For more information on Youtube, music and the algorithm I recommend reading Ingyu Oh and Hyo-Jung Lee’s article “Mass Media Technologies and Popular Music Genres: K-pop and Youtube.”

Elsaesser, Thomas. “Tales of Epiphany and Entropy: Around the Worlds in Eighty Clicks.” The Youtube Reader. Edited by Pelle Snickars and Patrick Vonderau, 2nd ed., National Library of Sweden, 2009, pp. 166–186.

Gehl, Robert. “Youtube As Archive: Who will curate this digital Wunderkammer.” International Journal of Cultural Studies, vol. 12, no. 1, 2009, pp. 43–60.

Gillespie, Tarleton. “The politics of ‘platforms’.” New Media & Society, vol.12, no.3, 2010, pp.347–364.

Manovich, Lev. “Database as Symbolic Form.” Database Aesthetics: Art in the Age of Information Overflow. Edited by Victoria Vesna, 8th ed., University of Minnesota Press, 2007, pp. 39–62.

Oh, Ingyu and Hyo-Jung Lee. “Mass Media Technologies and Popular Music Genres: K-pop and Youtube.” Korea Journal, vol.53, no.4, 2013, pp.34–58.

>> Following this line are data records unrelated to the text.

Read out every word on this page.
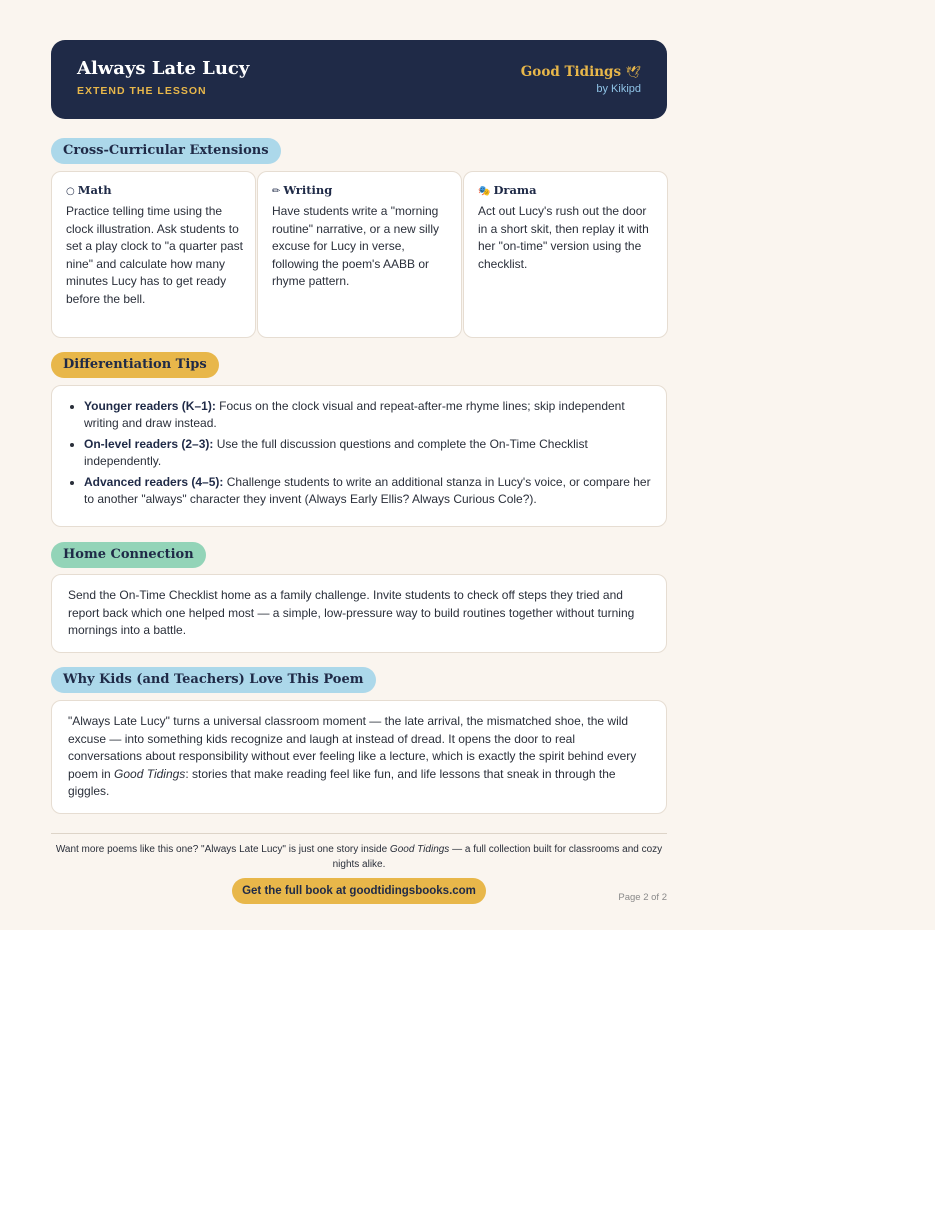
Always Late Lucy
EXTEND THE LESSON
Good Tidings 🕊
by Kikipd
Cross-Curricular Extensions
○ Math
Practice telling time using the clock illustration. Ask students to set a play clock to "a quarter past nine" and calculate how many minutes Lucy has to get ready before the bell.
✏ Writing
Have students write a "morning routine" narrative, or a new silly excuse for Lucy in verse, following the poem's AABB or rhyme pattern.
🎭 Drama
Act out Lucy's rush out the door in a short skit, then replay it with her "on-time" version using the checklist.
Differentiation Tips
• Younger readers (K–1): Focus on the clock visual and repeat-after-me rhyme lines; skip independent writing and draw instead.
• On-level readers (2–3): Use the full discussion questions and complete the On-Time Checklist independently.
• Advanced readers (4–5): Challenge students to write an additional stanza in Lucy's voice, or compare her to another "always" character they invent (Always Early Ellis? Always Curious Cole?).
Home Connection
Send the On-Time Checklist home as a family challenge. Invite students to check off steps they tried and report back which one helped most — a simple, low-pressure way to build routines together without turning mornings into a battle.
Why Kids (and Teachers) Love This Poem
"Always Late Lucy" turns a universal classroom moment — the late arrival, the mismatched shoe, the wild excuse — into something kids recognize and laugh at instead of dread. It opens the door to real conversations about responsibility without ever feeling like a lecture, which is exactly the spirit behind every poem in Good Tidings: stories that make reading feel like fun, and life lessons that sneak in through the giggles.
Want more poems like this one? "Always Late Lucy" is just one story inside Good Tidings — a full collection built for classrooms and cozy nights alike.
Get the full book at goodtidingsbooks.com
Page 2 of 2
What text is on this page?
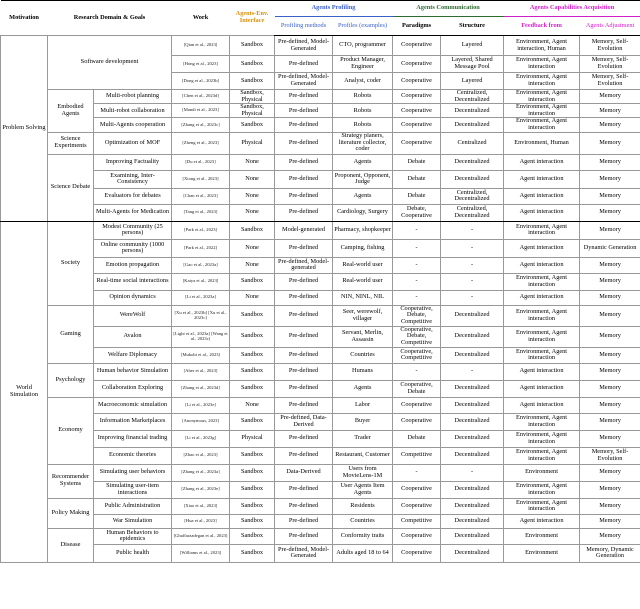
Motivation	Research Domain & Goals		Work	Agents-Env. Interface	Agents Profiling		Agents Communication		Agents Capabilities Acquisition	
					Profiling methods	Profiles (examples)	Paradigms	Structure	Feedback from	Agents Adjustment
Problem Solving	Software development		[Qian et al., 2023]	Sandbox	Pre-defined, Model-Generated	CTO, programmer	Cooperative	Layered	Environment, Agent interaction, Human	Memory, Self-Evolution
			[Hong et al., 2023]	Sandbox	Pre-defined	Product Manager, Engineer	Cooperative	Layered, Shared Message Pool	Environment, Agent interaction	Memory, Self-Evolution
			[Dong et al., 2023b]	Sandbox	Pre-defined, Model-Generated	Analyst, coder	Cooperative	Layered	Environment, Agent interaction	Memory, Self-Evolution
	Embodied Agents	Multi-robot planning	[Chen et al., 2023d]	Sandbox, Physical	Pre-defined	Robots	Cooperative	Centralized, Decentralized	Environment, Agent interaction	Memory
		Multi-robot collaboration	[Mandi et al., 2023]	Sandbox, Physical	Pre-defined	Robots	Cooperative	Decentralized	Environment, Agent interaction	Memory
		Multi-Agents cooperation	[Zhang et al., 2023c]	Sandbox	Pre-defined	Robots	Cooperative	Decentralized	Environment, Agent interaction	Memory
	Science Experiments	Optimization of MOF	[Zheng et al., 2023]	Physical	Pre-defined	Strategy planers, literature collector, coder	Cooperative	Centralized	Environment, Human	Memory
	Science Debate	Improving Factuality	[Du et al., 2023]	None	Pre-defined	Agents	Debate	Decentralized	Agent interaction	Memory
		Examining, Inter-Consistency	[Xiong et al., 2023]	None	Pre-defined	Proponent, Opponent, Judge	Debate	Decentralized	Agent interaction	Memory
		Evaluators for debates	[Chan et al., 2023]	None	Pre-defined	Agents	Debate	Centralized, Decentralized	Agent interaction	Memory
		Multi-Agents for Medication	[Tang et al., 2023]	None	Pre-defined	Cardiology, Surgery	Debate, Cooperative	Centralized, Decentralized	Agent interaction	Memory
World Simulation	Society	Modest Community (25 persons)	[Park et al., 2023]	Sandbox	Model-generated	Pharmacy, shopkeeper	-	-	Environment, Agent interaction	Memory
		Online community (1000 persons)	[Park et al., 2022]	None	Pre-defined	Camping, fishing	-	-	Agent interaction	Dynamic Generation
		Emotion propagation	[Gao et al., 2023a]	None	Pre-defined, Model-generated	Real-world user	-	-	Agent interaction	Memory
		Real-time social interactions	[Kaiya et al., 2023]	Sandbox	Pre-defined	Real-world user	-	-	Environment, Agent interaction	Memory
		Opinion dynamics	[Li et al., 2023a]	None	Pre-defined	NIN, NINL, NIL	-	-	Agent interaction	Memory
	Gaming	WereWolf	[Xu et al., 2023b] [Xu et al., 2023c]	Sandbox	Pre-defined	Seer, werewolf, villager	Cooperative, Debate, Competitive	Decentralized	Environment, Agent interaction	Memory
		Avalon	[Light et al., 2023a] [Wang et al., 2023c]	Sandbox	Pre-defined	Servant, Merlin, Assassin	Cooperative, Debate, Competitive	Decentralized	Environment, Agent interaction	Memory
		Welfare Diplomacy	[Mukobi et al., 2023]	Sandbox	Pre-defined	Countries	Cooperative, Competitive	Decentralized	Environment, Agent interaction	Memory
	Psychology	Human behavior Simulation	[Aher et al., 2023]	Sandbox	Pre-defined	Humans	-	-	Agent interaction	Memory
		Collaboration Exploring	[Zhang et al., 2023d]	Sandbox	Pre-defined	Agents	Cooperative, Debate	Decentralized	Agent interaction	Memory
	Economy	Macroeconomic simulation	[Li et al., 2023e]	None	Pre-defined	Labor	Cooperative	Decentralized	Agent interaction	Memory
		Information Marketplaces	[Anonymous, 2023]	Sandbox	Pre-defined, Data-Derived	Buyer	Cooperative	Decentralized	Environment, Agent interaction	Memory
		Improving financial trading	[Li et al., 2023g]	Physical	Pre-defined	Trader	Debate	Decentralized	Environment, Agent interaction	Memory
		Economic theories	[Zhao et al., 2023]	Sandbox	Pre-defined	Restaurant, Customer	Competitive	Decentralized	Environment, Agent interaction	Memory, Self-Evolution
	Recommender Systems	Simulating user behaviors	[Zhang et al., 2023a]	Sandbox	Data-Derived	Users from MovieLens-1M	-	-	Environment	Memory
		Simulating user-item interactions	[Zhang et al., 2023e]	Sandbox	Pre-defined	User Agents Item Agents	Cooperative	Decentralized	Environment, Agent interaction	Memory
	Policy Making	Public Administration	[Xiao et al., 2023]	Sandbox	Pre-defined	Residents	Cooperative	Decentralized	Environment, Agent interaction	Memory
		War Simulation	[Hua et al., 2023]	Sandbox	Pre-defined	Countries	Competitive	Decentralized	Agent interaction	Memory
	Disease	Human Behaviors to epidemics	[Ghaffarzadegan et al., 2023]	Sandbox	Pre-defined	Conformity traits	Cooperative	Decentralized	Environment	Memory
		Public health	[Williams et al., 2023]	Sandbox	Pre-defined, Model-Generated	Adults aged 18 to 64	Cooperative	Decentralized	Environment	Memory, Dynamic Generation
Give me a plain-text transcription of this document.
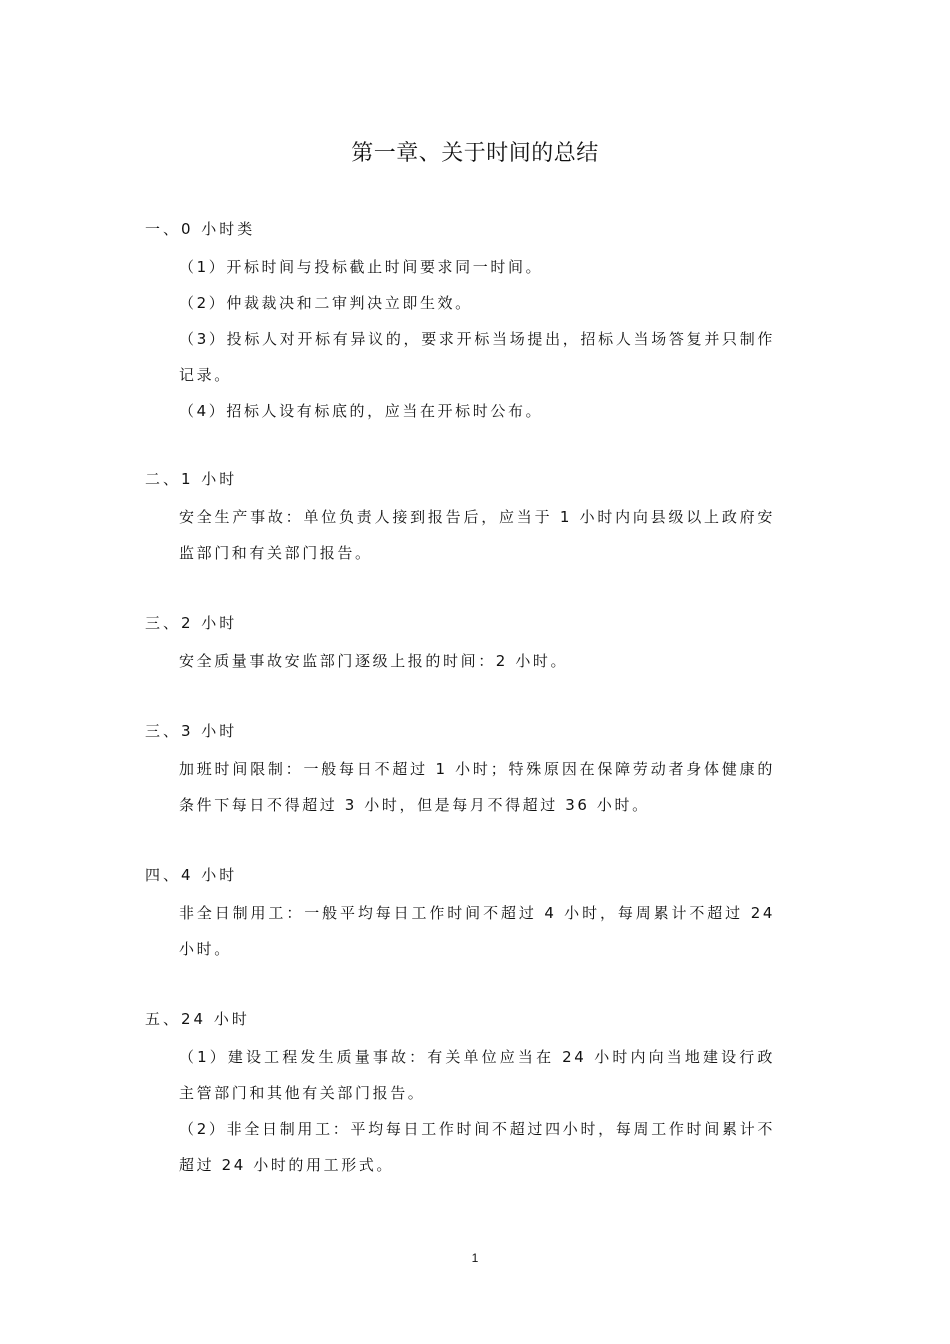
第一章、关于时间的总结
一、0 小时类
（1）开标时间与投标截止时间要求同一时间。
（2）仲裁裁决和二审判决立即生效。
（3）投标人对开标有异议的，要求开标当场提出，招标人当场答复并只制作记录。
（4）招标人设有标底的，应当在开标时公布。
二、1 小时
安全生产事故：单位负责人接到报告后，应当于 1 小时内向县级以上政府安监部门和有关部门报告。
三、2 小时
安全质量事故安监部门逐级上报的时间：2 小时。
三、3 小时
加班时间限制：一般每日不超过 1 小时；特殊原因在保障劳动者身体健康的条件下每日不得超过 3 小时，但是每月不得超过 36 小时。
四、4 小时
非全日制用工：一般平均每日工作时间不超过 4 小时，每周累计不超过 24 小时。
五、24 小时
（1）建设工程发生质量事故：有关单位应当在 24 小时内向当地建设行政主管部门和其他有关部门报告。
（2）非全日制用工：平均每日工作时间不超过四小时，每周工作时间累计不超过 24 小时的用工形式。
1
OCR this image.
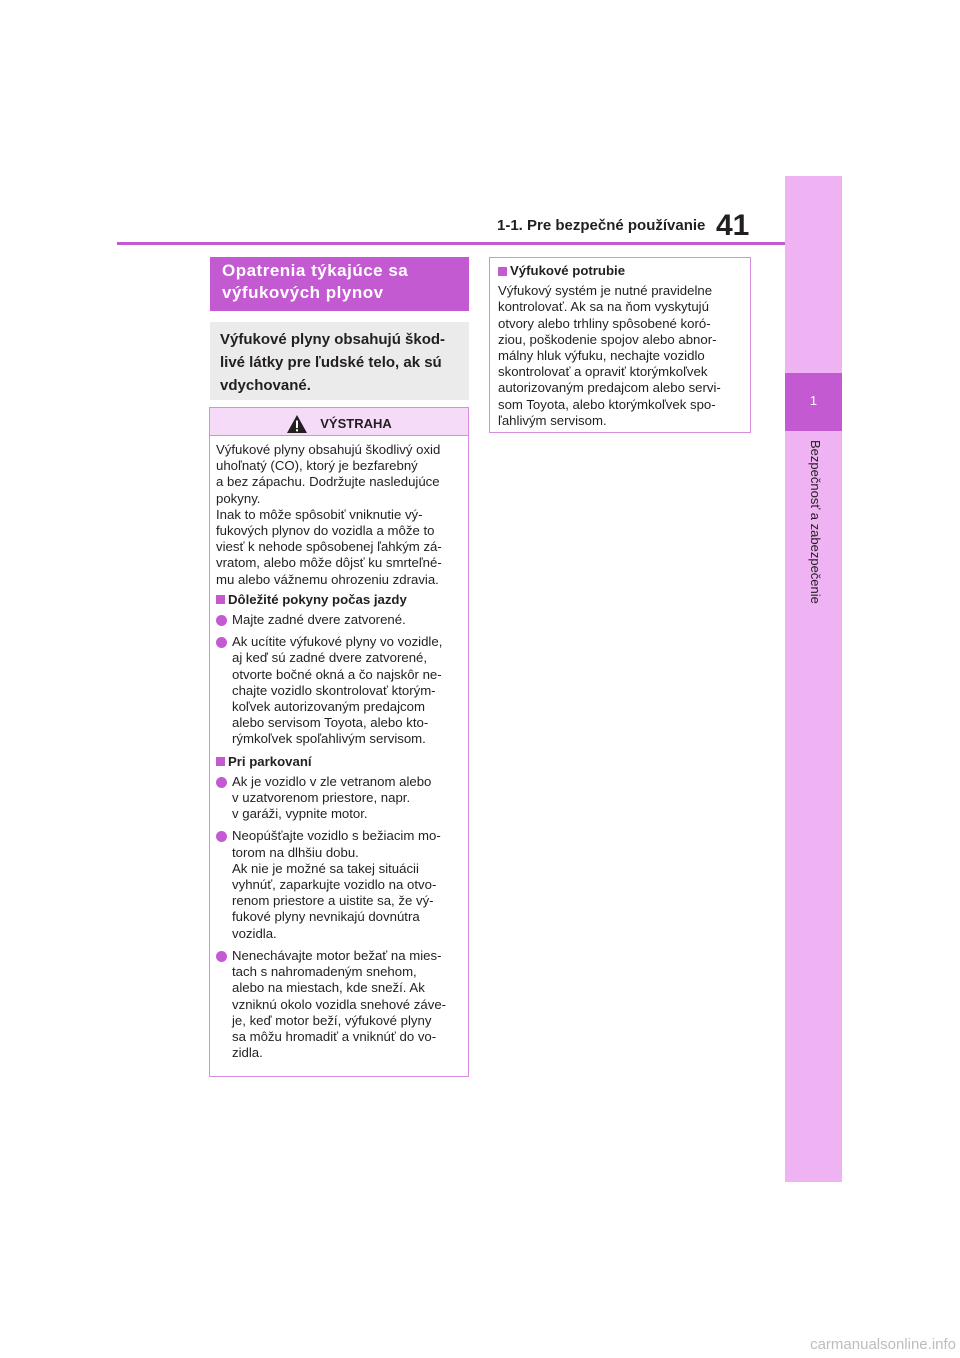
1
Bezpečnosť a zabezpečenie
1-1. Pre bezpečné používanie 41
Opatrenia týkajúce sa výfukových plynov
Výfukové plyny obsahujú škod-
livé látky pre ľudské telo, ak sú
vdychované.
VÝSTRAHA

Výfukové plyny obsahujú škodlivý oxid
uhoľnatý (CO), ktorý je bezfarebný
a bez zápachu. Dodržujte nasledujúce
pokyny.
Inak to môže spôsobiť vniknutie vý-
fukových plynov do vozidla a môže to
viesť k nehode spôsobenej ľahkým zá-
vratom, alebo môže dôjsť ku smrteľné-
mu alebo vážnemu ohrozeniu zdravia.

Dôležité pokyny počas jazdy
Majte zadné dvere zatvorené.
Ak ucítite výfukové plyny vo vozidle,
aj keď sú zadné dvere zatvorené,
otvorte bočné okná a čo najskôr ne-
chajte vozidlo skontrolovať ktorým-
koľvek autorizovaným predajcom
alebo servisom Toyota, alebo kto-
rýmkoľvek spoľahlivým servisom.
Pri parkovaní
Ak je vozidlo v zle vetranom alebo
v uzatvorenom priestore, napr.
v garáži, vypnite motor.
Neopúšťajte vozidlo s bežiacim mo-
torom na dlhšiu dobu.
Ak nie je možné sa takej situácii
vyhnúť, zaparkujte vozidlo na otvo-
renom priestore a uistite sa, že vý-
fukové plyny nevnikajú dovnútra
vozidla.
Nenechávajte motor bežať na mies-
tach s nahromadeným snehom,
alebo na miestach, kde sneží. Ak
vzniknú okolo vozidla snehové záve-
je, keď motor beží, výfukové plyny
sa môžu hromadiť a vniknúť do vo-
zidla.
Výfukové potrubie

Výfukový systém je nutné pravidelne
kontrolovať. Ak sa na ňom vyskytujú
otvory alebo trhliny spôsobené koró-
ziou, poškodenie spojov alebo abnor-
málny hluk výfuku, nechajte vozidlo
skontrolovať a opraviť ktorýmkoľvek
autorizovaným predajcom alebo servi-
som Toyota, alebo ktorýmkoľvek spo-
ľahlivým servisom.

carmanualsonline.info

Scott, Tim. “Meet Jimmy, The Guy Behind the Punkest YouTube Channel of 2016.” Noisey, 08 Dec. 2016, https://www.vice.com/en_au/article/jpmd4y/meet-jimmy-the-guy-behind-the-punkest-you-tube-channel-of-2016.

Tregoning, Jack. “Youtube Curators Rise Offline: As dance music fans sift through streaming services to fin the latest sounds, new channel operators have emerged to help — and billions are watching.” 21 Jul. 2017, billboard.com.